Beitrag vom 22.01.2013
Neue Zürcher Zeitung
Islamismus und Kriminalität im Sahel
Macht durch Schmuggel und Entführungen
An der Rebellion in Mali sind islamistische Gruppen beteiligt, die sich hauptsächlich mit Entführungen und Drogenschmuggel finanzieren.
Frank Sieber
Schmuggel hat im Sahel Tradition und stellt einen wesentlichen Bestandteil der regionalen Wirtschaft dar. Seit Jahrzehnten werden Konsumgüter beispielsweise zwischen Mali und Südalgerien illegal verschoben. Zu den wichtigsten Schmuggelwaren gehören traditionell Zigaretten und Treibstoff, mit dem sich sehr gut verdienen lässt. So kostet Benzin in Mali und im benachbarten Niger ein Vielfaches dessen, was weiter nördlich in Algerien oder Libyen bezahlt wird. Auch der Waffenschmuggel blühte in den 1990er Jahren, angeheizt von Konflikten in der Region.
Der Ausweg der Kokainmafia
In den vergangenen fünf Jahren hat die organisierte Kriminalität in der Region aber eine neue Dimension angenommen, wie der Berliner Politikwissenschafter und Mali-Experte Wolfram Lacher festgestellt hat. Dafür stünden vor allem die Zunahme von Drogenschmuggel und Entführungen. War der Schmuggel von marokkanischem Haschisch durch die Sahara nach Ägypten schon länger üblich, gelangte seit etwa 2005 auch südamerikanisches Kokain über Westafrika nach Europa, weil der Drogenmafia der direkte Seeweg über Marokko nach Spanien offenbar zu riskant geworden war.

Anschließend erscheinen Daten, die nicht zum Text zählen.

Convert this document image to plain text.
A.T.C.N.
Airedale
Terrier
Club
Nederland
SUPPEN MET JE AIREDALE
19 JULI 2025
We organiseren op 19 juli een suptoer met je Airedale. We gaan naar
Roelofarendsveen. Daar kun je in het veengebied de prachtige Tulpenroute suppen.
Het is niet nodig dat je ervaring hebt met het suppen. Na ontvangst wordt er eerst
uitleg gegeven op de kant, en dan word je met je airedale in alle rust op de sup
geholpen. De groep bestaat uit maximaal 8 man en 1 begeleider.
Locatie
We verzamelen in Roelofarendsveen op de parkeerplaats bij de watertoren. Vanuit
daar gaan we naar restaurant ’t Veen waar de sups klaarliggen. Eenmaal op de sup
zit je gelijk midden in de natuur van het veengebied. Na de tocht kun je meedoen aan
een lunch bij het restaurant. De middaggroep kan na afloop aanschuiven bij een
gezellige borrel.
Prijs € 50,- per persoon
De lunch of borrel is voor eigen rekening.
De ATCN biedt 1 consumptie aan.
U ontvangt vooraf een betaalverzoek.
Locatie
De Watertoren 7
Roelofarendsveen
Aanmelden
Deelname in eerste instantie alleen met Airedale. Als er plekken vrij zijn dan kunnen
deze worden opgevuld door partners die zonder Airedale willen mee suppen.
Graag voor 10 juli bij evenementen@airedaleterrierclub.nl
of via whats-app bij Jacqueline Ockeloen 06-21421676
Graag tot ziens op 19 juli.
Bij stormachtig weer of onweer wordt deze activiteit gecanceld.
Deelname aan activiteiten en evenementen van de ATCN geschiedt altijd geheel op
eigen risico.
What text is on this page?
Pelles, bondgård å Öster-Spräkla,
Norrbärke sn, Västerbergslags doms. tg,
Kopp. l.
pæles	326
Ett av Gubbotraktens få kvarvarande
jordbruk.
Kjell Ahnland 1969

Das Ausmass des Kokainschmuggels ist schwer zu beziffern. Dass es um beträchtliche Mengen geht, musste man aber spätestens im November 2009 annehmen, als im Norden Malis das Wrack einer Boeing 727 gefunden wurde, die offenbar Kokain aus Kolumbien transportiert hatte und mehrere Tonnen davon laden konnte. Die ansehnlichen Margen aus dem Schmuggel belegt ein Bericht des damaligen Afrika-Korrespondenten der NZZ, Kurt Pelda, aus dem gleichen Jahr. Er berichtet, dass gemäss einem ortskundigen Unternehmer die Kokainmafia für einen neuen Pick-up das Fünffache des Neuwerts zahlte - für eine einzige Fahrt von Mauretanien im nordwestlichen Afrika nach Ägypten. Die von bewaffneten Eskorten begleiteten Schmuggler schafften die in Luftlinie rund 3200 Kilometer lange Strecke quer durch den Kontinent in nur einer Woche.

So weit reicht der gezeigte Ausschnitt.